Paraguayans living overseas will be able to vote in the next presidential election in April 2013. As of February 2012, around 20,000 Paraguayans living abroad registered to vote. One of the obstacles to vote is that Paraguayans must have a valid national identification card, though many living abroad have expired IDs. An amendment to allow Paraguayans to use their passports to vote failed to pass in Congress.
Venezuela: Venezuela’s 1999 Bolivarian Constitution enshrined the right of citizens to vote from abroad, though it was first exercised in 2003. Venezuelans abroad must enroll in the Electoral Registry at their local consulate. Though each consulate’s rules are distinct, most require Venezuelans to show up in person at their local consulate to enroll. Venezuelans must provide proof of their citizenship and their legal right to reside abroad. As of April 15, 2012 Venezuela’s National Electoral Council counted 99,626 registered voters abroad in the Electoral Registry. The Venezuelan opposition Coalition for Democratic Unity estimates that 600,000 eligible Venezuelan voters live abroad.
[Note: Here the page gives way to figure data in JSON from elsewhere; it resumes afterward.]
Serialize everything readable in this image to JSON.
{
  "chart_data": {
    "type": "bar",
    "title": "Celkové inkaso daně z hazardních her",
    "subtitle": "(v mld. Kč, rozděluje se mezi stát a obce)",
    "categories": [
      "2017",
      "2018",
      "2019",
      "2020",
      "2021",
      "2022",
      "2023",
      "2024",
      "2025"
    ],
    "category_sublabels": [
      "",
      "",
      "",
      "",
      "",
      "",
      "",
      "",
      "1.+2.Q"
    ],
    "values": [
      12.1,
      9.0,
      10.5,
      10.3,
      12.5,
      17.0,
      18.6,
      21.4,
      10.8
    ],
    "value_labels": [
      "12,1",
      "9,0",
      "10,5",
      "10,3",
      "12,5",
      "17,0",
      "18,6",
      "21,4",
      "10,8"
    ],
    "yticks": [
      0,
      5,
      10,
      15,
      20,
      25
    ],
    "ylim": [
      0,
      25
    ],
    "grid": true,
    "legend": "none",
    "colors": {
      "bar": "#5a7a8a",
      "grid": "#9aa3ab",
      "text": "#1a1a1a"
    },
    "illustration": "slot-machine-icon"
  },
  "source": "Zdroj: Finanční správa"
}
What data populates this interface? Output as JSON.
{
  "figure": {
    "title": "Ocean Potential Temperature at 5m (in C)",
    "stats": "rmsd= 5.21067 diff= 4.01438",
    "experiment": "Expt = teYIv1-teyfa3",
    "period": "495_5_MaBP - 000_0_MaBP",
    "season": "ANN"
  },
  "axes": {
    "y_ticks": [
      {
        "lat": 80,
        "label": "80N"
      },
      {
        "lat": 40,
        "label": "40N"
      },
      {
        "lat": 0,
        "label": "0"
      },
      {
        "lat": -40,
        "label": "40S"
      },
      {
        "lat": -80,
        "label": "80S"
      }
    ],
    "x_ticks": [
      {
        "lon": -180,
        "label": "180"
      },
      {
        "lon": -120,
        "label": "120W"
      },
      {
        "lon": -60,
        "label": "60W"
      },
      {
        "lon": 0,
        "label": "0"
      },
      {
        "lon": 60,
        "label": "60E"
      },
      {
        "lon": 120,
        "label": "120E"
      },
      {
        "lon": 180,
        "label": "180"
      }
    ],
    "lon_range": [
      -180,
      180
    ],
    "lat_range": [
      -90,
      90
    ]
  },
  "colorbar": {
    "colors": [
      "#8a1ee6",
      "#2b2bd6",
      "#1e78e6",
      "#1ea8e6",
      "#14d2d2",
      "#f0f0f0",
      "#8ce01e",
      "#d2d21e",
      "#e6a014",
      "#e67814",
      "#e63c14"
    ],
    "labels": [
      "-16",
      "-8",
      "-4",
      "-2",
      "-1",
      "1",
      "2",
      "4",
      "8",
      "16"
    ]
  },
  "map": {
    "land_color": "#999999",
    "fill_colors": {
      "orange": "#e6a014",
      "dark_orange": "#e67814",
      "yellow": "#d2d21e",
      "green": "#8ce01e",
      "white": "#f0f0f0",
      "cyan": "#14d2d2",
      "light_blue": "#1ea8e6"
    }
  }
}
During this year’s enrollment period, many Venezuelans abroad complained of long lines, short consular hours, and other hurdles to registering. The closing of the Miami Consulate—in whose jurisdiction one-third of expat Venezuelan voters reside—in January 2012 also raised concerns about that jurisdiction’s residents’ ability to register to vote, and for their participation in presidential elections in October. Venezuelans abroad tend to be fiercely anti-chavista: 90 percent of voters supported President Hugo Chávez’s recall in 2004, though the measure failed with 60 percent against in Venezuela. Venezuelan expats are considered loyal opposition voters.
Which Countries Are Still Reforming Laws to Allow Expat Voting?
Not all Latin American countries allow citizens abroad to cast ballots. Chile’s Congress rejected a reform to allow overseas voting in May 2011. In Uruguay, a referendum to allow overseas voting failed to pass in February 2009. Now, Chileans abroad are pressuring for reforms to allow nearly 1 million expats to vote. Uruguay’s Broad Front party is making similar calls, seeking electoral reform or another referendum to enfranchise the estimated 600,000 Uruguayans abroad.
Several Central American countries lack overseas voting. El Salvador began exploring expat suffrage early this year, and Guatemalans abroad still await a reform to electoral law despite a June 2011 ruling in favor of overseas voting by the country’s constitutional court. Although Nicaragua’s electoral law allows for overseas voting in presidential and congressional elections, the Nicaraguan government has not held voting abroad yet.